O senador Flávio Bolsonaro (PL-RJ) transformou a decisão do ministro Alexandre de Moraes, do Supremo Tribunal Federal (STF), que marcou seu interrogatório para 28 de julho, em uma oportunidade política. Aproveitando o tom de indignação gerado pela convocação, Flávio realizou uma transmissão ao vivo nos mesmos moldes das lives de seu pai, o ex-presidente Jair Bolsonaro, para radicalizar o discurso e tentar se fortalecer na pré-campanha.
Interrogatório marcado após alegação de agenda
Moraes havia dado um prazo de até 10 dias para Flávio prestar esclarecimentos no inquérito que apura suposta calúnia contra o presidente Luiz Inácio Lula da Silva (PT). O senador, no entanto, alegou “incompatibilidade de agendas” para não comparecer. O ministro considerou que a defesa não comprovou a indisponibilidade e designou a data do interrogatório. “Impõe-se, portanto, a designação do ato por este Juízo, a fim de assegurar o regular prosseguimento das investigações”, afirmou o relator.
Relembre o caso que levou ao inquérito
Em janeiro deste ano, no mesmo dia em que Nicolás Maduro foi capturado por uma operação militar dos Estados Unidos, Flávio Bolsonaro publicou na rede social X que Lula seria “delatado”. O senador relacionou o episódio ao “tráfico internacional de drogas e armas” e à “lavagem de dinheiro”. A Polícia Federal pediu investigação, apontando que a publicação imputou “fatos criminosos” a Lula. Moraes determinou a abertura do inquérito em abril.
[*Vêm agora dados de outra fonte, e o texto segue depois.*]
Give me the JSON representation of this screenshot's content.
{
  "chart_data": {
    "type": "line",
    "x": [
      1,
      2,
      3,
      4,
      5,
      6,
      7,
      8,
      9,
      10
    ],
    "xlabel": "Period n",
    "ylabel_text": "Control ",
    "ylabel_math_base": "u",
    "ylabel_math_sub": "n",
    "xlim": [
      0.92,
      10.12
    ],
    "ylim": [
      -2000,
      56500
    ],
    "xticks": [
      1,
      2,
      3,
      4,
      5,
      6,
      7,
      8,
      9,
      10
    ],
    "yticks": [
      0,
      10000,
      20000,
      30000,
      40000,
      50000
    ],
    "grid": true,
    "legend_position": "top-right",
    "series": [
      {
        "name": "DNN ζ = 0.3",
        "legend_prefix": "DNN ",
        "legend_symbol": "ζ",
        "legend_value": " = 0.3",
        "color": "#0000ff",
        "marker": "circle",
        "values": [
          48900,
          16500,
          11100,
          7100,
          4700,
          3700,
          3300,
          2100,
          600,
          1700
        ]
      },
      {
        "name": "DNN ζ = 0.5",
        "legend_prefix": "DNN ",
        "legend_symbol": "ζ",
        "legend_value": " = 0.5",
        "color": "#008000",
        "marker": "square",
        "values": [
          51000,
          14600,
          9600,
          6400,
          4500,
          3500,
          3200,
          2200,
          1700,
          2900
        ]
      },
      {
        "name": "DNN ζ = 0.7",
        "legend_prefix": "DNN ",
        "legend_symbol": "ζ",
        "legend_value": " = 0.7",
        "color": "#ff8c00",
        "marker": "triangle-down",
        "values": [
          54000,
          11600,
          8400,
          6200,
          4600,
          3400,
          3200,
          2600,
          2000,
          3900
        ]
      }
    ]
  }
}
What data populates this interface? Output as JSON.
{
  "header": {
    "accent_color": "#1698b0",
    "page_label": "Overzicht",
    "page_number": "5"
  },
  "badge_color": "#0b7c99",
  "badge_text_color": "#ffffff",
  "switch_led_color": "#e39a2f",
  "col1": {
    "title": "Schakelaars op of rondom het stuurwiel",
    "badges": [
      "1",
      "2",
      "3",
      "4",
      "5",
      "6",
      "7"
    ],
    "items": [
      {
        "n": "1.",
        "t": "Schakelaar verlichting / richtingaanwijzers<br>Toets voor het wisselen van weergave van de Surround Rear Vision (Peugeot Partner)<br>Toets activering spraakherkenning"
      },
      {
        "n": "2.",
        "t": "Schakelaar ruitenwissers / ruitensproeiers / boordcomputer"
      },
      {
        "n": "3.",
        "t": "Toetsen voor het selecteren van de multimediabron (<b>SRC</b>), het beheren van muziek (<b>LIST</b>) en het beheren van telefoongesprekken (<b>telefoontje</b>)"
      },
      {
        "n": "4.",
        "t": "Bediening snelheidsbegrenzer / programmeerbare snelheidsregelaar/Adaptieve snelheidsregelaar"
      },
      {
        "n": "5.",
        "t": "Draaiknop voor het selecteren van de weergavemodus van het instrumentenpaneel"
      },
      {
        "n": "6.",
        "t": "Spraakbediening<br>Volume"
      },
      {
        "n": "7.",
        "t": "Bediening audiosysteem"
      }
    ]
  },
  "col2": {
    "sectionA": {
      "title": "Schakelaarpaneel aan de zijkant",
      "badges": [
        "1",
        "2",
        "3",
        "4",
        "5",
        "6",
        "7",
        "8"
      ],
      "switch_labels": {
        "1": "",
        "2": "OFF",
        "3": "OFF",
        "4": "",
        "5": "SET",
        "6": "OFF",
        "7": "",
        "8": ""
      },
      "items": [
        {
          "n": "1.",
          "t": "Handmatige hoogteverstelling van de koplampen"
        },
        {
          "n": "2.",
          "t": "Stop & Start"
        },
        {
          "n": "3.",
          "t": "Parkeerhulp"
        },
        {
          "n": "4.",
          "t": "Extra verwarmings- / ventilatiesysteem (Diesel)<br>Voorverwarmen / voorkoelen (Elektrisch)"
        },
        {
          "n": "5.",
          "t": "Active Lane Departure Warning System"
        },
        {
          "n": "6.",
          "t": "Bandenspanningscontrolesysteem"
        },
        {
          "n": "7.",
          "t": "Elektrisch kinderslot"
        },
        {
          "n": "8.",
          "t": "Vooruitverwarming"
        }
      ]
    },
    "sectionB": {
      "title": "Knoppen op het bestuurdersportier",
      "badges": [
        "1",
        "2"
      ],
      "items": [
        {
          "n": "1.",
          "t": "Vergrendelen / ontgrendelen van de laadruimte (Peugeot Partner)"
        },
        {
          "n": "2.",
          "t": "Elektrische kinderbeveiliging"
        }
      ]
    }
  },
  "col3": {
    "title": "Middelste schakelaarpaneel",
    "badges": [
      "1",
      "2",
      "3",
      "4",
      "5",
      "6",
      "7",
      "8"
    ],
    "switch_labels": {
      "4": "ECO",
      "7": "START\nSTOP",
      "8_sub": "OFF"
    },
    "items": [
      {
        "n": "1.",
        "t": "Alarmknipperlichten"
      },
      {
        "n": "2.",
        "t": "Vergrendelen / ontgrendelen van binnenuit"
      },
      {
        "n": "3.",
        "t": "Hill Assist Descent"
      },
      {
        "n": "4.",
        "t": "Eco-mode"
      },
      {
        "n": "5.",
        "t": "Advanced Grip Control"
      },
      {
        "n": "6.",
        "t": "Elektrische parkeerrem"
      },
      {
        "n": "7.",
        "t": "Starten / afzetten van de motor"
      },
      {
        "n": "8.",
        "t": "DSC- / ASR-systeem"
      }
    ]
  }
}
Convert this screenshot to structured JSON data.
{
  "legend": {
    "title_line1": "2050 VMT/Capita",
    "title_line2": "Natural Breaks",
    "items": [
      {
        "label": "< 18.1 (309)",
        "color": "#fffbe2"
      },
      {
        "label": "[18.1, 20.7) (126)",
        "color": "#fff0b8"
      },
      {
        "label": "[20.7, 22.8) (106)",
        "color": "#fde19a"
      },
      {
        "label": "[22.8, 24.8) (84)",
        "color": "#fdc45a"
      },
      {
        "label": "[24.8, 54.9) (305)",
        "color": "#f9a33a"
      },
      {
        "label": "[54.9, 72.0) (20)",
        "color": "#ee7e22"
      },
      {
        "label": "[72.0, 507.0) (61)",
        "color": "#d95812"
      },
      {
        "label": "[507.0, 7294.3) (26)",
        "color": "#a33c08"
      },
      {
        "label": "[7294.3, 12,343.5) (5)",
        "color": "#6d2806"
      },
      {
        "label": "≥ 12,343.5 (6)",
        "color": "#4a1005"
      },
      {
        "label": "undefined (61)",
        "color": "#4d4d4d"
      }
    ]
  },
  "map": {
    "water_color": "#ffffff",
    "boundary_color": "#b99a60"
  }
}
Defesa teve pedidos negados
Durante o curso do inquérito, a defesa de Flávio Bolsonaro pediu oitivas com nove pessoas, incluindo Lula, o senador Sérgio Moro (PL-PR), o ex-deputado Deltan Dallagnol (Novo-PR), o marqueteiro João Santana, a líder da oposição venezuelana María Corina Machado e um procurador dos EUA. Todos os pedidos foram negados por Moraes, que afirmou que as diligências implicariam em “direcionamento” e “interferência” no inquérito, “não cabendo ao investigado pretender pautar a atividade investigativa”.
As transmissões ao vivo já estavam previstas pela pré-campanha, mas a decisão de Moraes deu o tom de indignação que Flávio precisava para mobilizar sua base e tentar se fortalecer politicamente.